Arthritis joint pain is caused mainly by the wear and tear on joints.
So, the last thing you may want to do when you are suffering from sore joints is to exercise. However, that is probably the best thing you can do to relieve and alleviate the pain and stiffness you are feeling.
Exercising the muscles that cushion sore joints can lessen the pressure on the joints.
Most specifically these sore joints include the hip, shoulders, knees, and hand/wrist.
Joint mal-alignment is the most common cause for arthritis joint pain.
A properly aligned joint with balanced muscle strength coming from opposing sides can reduce pain and support your activities that you enjoy.
What this means is that if you are strengthening the muscles in the thigh or front of the leg you also need to work the opposing group of hamstrings in the back of the leg.
Pilates exercises are designed to stretch and strengthen muscles groups at the same time.
If you exercise in this way the muscle groups that support your spine, knees, hips, and shoulders will be equally balanced.
This corrective practice will, in turn, cause them to move more efficiently with less wear and tear, which equals less joint pain.
Stronger Muscles = Less Pressure on Joints = Less Pain!
· Pilates Leg Circles are a great exercise to stabilize the pelvis while lubricating the hip joint and simultaneously stretching and strengthening those muscles of the hip and upper leg.
Leg circles are done by lying on your back with one leg extended out along the floor and the other can be extended almost to a 90 degree angle or modify by bending at the knee.
Feel the upper thigh bone circle or rotate around in the hip socket keeping the rest of the body still. Do this 5-8 times each direction.
Find more great exercises to strengthen your hip muscles here.
See an example of the reformer foot and legwork in my video below.

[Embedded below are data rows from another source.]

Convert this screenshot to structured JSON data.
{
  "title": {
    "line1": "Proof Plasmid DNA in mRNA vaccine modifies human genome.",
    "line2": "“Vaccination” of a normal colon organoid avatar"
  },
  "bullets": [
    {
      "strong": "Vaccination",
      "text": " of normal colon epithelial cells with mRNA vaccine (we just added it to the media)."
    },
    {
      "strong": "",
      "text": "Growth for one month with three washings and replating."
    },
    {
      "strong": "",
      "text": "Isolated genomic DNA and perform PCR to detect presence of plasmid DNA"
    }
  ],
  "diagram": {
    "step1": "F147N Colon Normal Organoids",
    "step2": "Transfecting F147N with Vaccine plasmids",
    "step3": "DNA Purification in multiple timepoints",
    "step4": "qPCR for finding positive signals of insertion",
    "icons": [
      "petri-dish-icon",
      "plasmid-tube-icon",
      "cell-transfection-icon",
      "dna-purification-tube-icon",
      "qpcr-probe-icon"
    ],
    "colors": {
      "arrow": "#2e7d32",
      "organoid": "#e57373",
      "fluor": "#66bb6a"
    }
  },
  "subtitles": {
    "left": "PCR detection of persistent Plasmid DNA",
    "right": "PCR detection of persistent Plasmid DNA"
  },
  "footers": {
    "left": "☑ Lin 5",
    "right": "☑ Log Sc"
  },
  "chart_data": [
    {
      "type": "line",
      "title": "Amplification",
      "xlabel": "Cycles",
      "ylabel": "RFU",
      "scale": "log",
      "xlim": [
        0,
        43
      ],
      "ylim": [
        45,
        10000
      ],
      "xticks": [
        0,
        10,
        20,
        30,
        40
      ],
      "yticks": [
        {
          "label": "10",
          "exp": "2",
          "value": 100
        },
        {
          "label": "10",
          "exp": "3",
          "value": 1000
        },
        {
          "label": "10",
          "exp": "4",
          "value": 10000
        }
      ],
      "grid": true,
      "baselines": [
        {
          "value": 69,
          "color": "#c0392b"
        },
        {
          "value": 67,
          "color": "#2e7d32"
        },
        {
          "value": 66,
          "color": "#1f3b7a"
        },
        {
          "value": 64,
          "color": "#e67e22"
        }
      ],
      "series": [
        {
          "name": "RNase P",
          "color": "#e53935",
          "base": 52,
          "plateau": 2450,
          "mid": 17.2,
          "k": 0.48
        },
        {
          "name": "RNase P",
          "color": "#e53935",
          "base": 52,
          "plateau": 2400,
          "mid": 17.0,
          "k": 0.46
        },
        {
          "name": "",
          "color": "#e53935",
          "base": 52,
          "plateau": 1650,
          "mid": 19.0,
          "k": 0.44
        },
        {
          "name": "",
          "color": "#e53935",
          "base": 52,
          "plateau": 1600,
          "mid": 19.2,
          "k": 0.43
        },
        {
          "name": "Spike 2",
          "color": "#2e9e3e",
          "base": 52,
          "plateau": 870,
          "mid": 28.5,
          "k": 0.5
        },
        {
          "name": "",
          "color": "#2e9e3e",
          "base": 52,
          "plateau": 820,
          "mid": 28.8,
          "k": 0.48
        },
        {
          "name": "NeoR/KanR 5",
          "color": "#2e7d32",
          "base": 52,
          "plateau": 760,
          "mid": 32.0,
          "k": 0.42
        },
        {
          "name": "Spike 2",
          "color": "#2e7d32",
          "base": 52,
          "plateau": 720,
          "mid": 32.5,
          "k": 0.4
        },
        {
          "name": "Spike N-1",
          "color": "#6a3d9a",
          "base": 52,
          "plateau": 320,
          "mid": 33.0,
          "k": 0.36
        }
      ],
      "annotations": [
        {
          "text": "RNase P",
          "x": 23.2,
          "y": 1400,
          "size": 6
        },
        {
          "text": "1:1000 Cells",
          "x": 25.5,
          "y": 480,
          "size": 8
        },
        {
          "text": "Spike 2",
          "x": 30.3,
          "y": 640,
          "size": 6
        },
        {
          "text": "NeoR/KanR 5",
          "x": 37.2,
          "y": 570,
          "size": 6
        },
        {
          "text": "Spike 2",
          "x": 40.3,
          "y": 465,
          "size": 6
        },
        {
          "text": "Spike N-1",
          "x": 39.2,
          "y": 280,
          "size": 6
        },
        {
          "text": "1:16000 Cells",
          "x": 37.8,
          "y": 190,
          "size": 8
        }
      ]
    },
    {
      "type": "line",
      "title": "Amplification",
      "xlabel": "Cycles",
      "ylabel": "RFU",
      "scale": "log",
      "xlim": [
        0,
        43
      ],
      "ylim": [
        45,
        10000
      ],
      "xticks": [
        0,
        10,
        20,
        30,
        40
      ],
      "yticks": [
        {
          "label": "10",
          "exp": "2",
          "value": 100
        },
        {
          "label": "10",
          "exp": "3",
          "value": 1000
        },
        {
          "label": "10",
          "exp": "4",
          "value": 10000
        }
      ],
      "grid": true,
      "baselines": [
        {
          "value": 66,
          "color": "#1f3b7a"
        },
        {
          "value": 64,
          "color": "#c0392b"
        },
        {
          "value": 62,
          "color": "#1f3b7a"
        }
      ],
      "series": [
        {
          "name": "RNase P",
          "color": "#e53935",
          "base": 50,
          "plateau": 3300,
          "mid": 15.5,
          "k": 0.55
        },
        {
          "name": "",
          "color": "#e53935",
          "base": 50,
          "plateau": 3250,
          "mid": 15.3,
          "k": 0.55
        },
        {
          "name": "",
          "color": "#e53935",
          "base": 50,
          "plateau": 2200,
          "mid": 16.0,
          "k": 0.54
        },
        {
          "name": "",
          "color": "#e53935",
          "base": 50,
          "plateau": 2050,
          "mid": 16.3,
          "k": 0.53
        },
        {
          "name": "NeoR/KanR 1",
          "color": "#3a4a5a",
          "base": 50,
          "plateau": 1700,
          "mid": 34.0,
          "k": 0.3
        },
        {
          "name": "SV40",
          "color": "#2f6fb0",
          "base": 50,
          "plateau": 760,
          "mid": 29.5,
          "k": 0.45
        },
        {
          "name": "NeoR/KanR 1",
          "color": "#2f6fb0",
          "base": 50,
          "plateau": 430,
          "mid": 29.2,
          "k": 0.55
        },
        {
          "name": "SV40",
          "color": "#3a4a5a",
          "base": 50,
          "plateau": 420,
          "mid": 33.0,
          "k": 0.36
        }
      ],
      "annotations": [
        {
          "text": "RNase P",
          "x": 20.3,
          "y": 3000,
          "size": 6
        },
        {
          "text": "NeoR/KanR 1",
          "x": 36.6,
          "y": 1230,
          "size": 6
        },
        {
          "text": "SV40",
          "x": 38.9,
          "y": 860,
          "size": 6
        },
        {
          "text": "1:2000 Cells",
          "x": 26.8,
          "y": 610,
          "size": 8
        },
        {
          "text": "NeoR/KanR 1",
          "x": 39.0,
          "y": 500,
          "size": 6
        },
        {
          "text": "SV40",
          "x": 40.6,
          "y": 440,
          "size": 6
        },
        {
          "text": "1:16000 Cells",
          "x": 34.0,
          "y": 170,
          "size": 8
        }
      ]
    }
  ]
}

Doing footwork on the Pilates reformer is one of the best ways I help people who have sore joints, specifically pain in the knees.
It is low impact using only spring tension and your own body weight lying on the machine. I have used it successfully on my own surgically repaired knees and always feel better after having done the legwork series on the reformer.
I love using the resistance bands for students who have sore shoulder joints. They can control the range of motion with just a bit of tension in the band on the stretch and release.
The exercise shown is shoulder external rotation as I am pulling my lower arm out away from the body working the external rotators of the shoulder.
This is one way to help stabilize the shoulder joint while mobilizing the arms.
· Wrist/finger curls: One of my favorites to strengthen the wrist and increase finger dexterity is to do curls using a small dumbbell or weighted ball.
Leaning forward in a chair with your forearm resting on your thigh palm up and the back of the hand hanging off your leg.
Roll the weight out to your finger tips and then slowly curl with your fingers and then make a fist around it as it curls into your palm. Do this 10 times on each hand.
- Finger Extensions: Wrap a rubber band around the farthest extremity of the fingers that are all touching. Then, pull your fingers apart extending your fingers out while fully stretching the band. Release and repeat 8-10 times.
1. Start slowly – Begin with low repetitions (4-8 times) and light weights (2-5 lbs).
2. Progress in small increments – after a week or two with no joint pain and soreness increase reps or frequency by a couple of reps or minutes.
3. Set goals you can achieve – If it’s only exercising one day per week then start there.
4. Work in a pain free range of motion. No Pain - No Gain is not allowed when you have joint pain!